I have this. Well, I think it's kind of hilarious. I don't know if clients do, but I'll say to clients you know, you don't, you don't imagine right now, you never changed again until your final breath, like that would be super boring, right. It kind of reminds me of that old, you know guy on his rocking chair with his shotgun, on his porch with his dog, you know, like just rocking back and forth, not doing anything for the rest of your life. And you don't want that. You want to be changing, you want to be growing, you want to be dreaming.

Speaker 2:

And if you're not good at it, don't worry about it. We just spent the whole weekend almost suffering through it.

Speaker 1:

Yeah.

Speaker 2:

Right, suffering through trying to dream, and you know, at this point I'm committed to try to just keep on dreaming. I do. I do experience moments of upliftment, of of raising myself up when I engage, that and um, and I think it's possible to have little tiny reminders that you're capable of this, and when you just have those little tiny moments where you're dreaming something funny and it makes you smile, that's good, that's just good practice, because it's all practice, right, everything is practice. Whatever's going through your mind is practice. So choosing what goes through your mind is practicing, choosing what goes through your mind, and then you'll get better at it and you'll get better and better and better at it and little tiny improvements dramatically improve your life. I mean, that's been my journey. That's why I engaged in hypnosis so long ago.

Speaker 2:

You know why I've engaged in meditation practices long ago. You know why I've engaged in meditation practices, why I read the vast volumes of stuff that I read in terms of, you know, our greater meaning and our greater mind and our human mind and our higher mind and all these things. You know, I've just filled my head with new ideas and that has significantly just improved my quality of life.
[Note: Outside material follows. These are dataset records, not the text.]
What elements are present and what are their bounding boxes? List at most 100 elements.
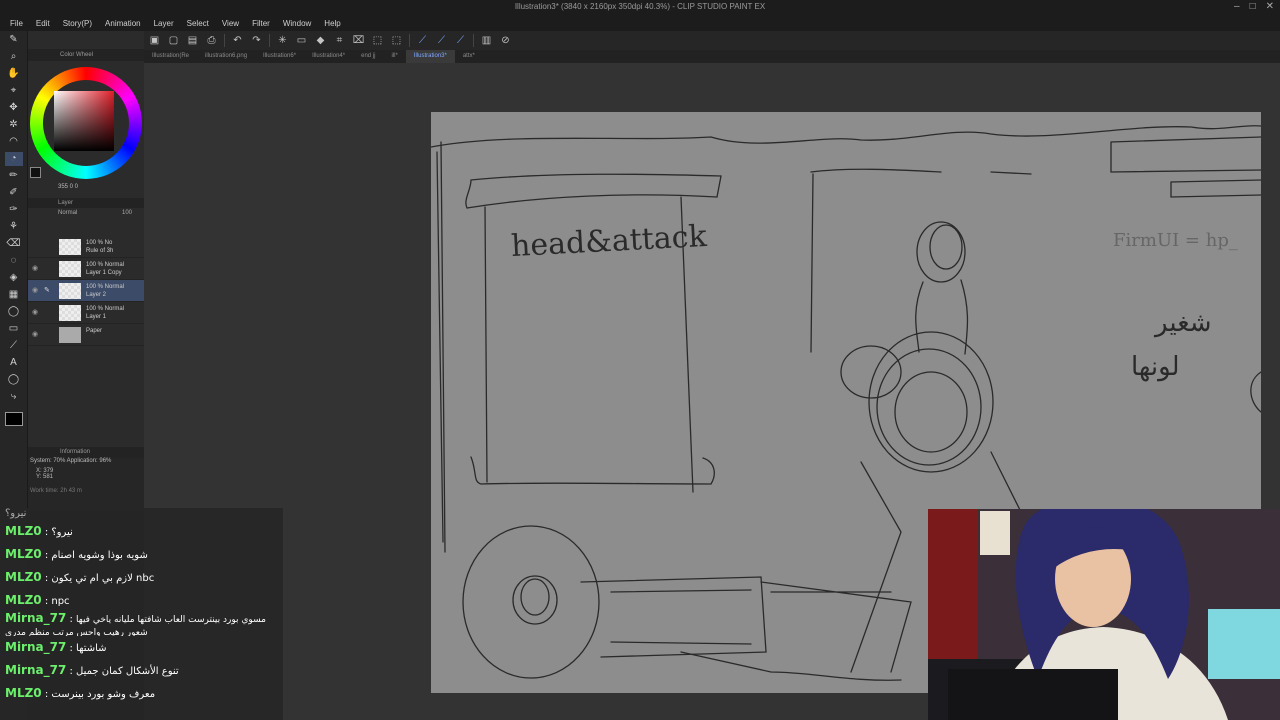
- layer-options: Normal 100: [28, 208, 144, 236]
- tab-attx[interactable]: attx*: [455, 50, 483, 63]
- layer-info: 100 % No Rule of 3h: [86, 239, 113, 255]
- layer-row[interactable]: ◉ 100 % Normal Layer 1: [28, 302, 144, 324]
- tab-illustration-re[interactable]: Illustration(Re: [144, 50, 197, 63]
- chat-separator: :: [41, 527, 52, 538]
- redo-icon[interactable]: ↷: [250, 34, 263, 47]
- transform-icon[interactable]: ⌗: [333, 34, 346, 47]
- opacity-value[interactable]: 100: [122, 210, 132, 216]
- tab-illustration6[interactable]: Illustration6*: [255, 50, 304, 63]
- layer-thumbnail: [59, 283, 81, 299]
- blend-mode-select[interactable]: Normal: [58, 210, 77, 216]
- new-canvas-icon[interactable]: ▣: [148, 34, 161, 47]
- snap-ruler-icon[interactable]: ⟋: [416, 34, 429, 47]
- menu-file[interactable]: File: [10, 19, 23, 28]
- information-panel: Information System: 70% Application: 96%…: [28, 447, 144, 511]
- layer-name: Layer 1 Copy: [86, 270, 122, 276]
- chat-message: Mirna_77 : تنوع الأشكال كمان جميل: [0, 659, 283, 682]
- menu-layer[interactable]: Layer: [154, 19, 174, 28]
- menu-window[interactable]: Window: [283, 19, 311, 28]
- saturation-value-square[interactable]: [54, 91, 114, 151]
- tab-illustration3[interactable]: Illustration3*: [405, 50, 455, 63]
- select-icon[interactable]: ⬚: [390, 34, 403, 47]
- undo-icon[interactable]: ↶: [231, 34, 244, 47]
- brush-size-icon[interactable]: ⊘: [499, 34, 512, 47]
- layer-panel: Layer Normal 100 100 % No Rule of 3h ◉ 1…: [28, 198, 144, 368]
- crop-icon[interactable]: ⌧: [352, 34, 365, 47]
- layer-row[interactable]: 100 % No Rule of 3h: [28, 236, 144, 258]
- main-color-swatch[interactable]: [30, 167, 41, 178]
- chat-username: Mirna_77: [5, 612, 67, 625]
- tab-illustration4[interactable]: Illustration4*: [304, 50, 353, 63]
- new-file-icon[interactable]: ▢: [167, 34, 180, 47]
- visibility-eye-icon[interactable]: ◉: [32, 264, 38, 272]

It is worth that practice, even when I catch myself going back to old ways and old thoughts, I'm now practiced at recognizing that I used to be bad at it. Now I'm not good at it, but I'm better at it, and as I get better at it I catch myself sooner and then I don't go down those rabbit holes that could cause me to lose a whole day of my life to negative thinking and negative reactions and negative observation Just trying to find all the problems with life. So it's just practice. Thinking is practice. Whatever you've been thinking, you were practicing thinking that, and so, yeah, practice something else.

Speaker 2:

Dream a dream something audacious, something way beyond practicality. Imagine a perfect world and your perfect role within that perfect world.

Speaker 1:

I think you know. A little addition before we wrap up here is, if you've got a dream, dream about it and find the little bits of you know, those little joys that come about as you start to dream, and then you're going to notice, with that dream in mind, that inspiration, little inspirations, hit you or little doors open here and there, and when you're in that joy moment, or when you're in that inspired moment, take action, right, take those little actions, um, because those doors are now visible to you. They were there all the time, but they're visible to you because you don't have fear blocking them in those joyful moments heading towards your dream nice that's, that's perfect instruction.

Speaker 2:

Yeah, so we're on our third day of dreaming and I want to dream some more today. I'm going to go to the gym. We're going to come back. We're want to dream some more today. I'm going to go to the gym. I'm going to come back.

Speaker 1:

We're going to dream some more. Okay Dream, I won't get breaking this one.

Speaker 2:

Sweet dreams are made of these.

Speaker 1:

Dream a little dream for me. Oh my God, take that out, okay, bye.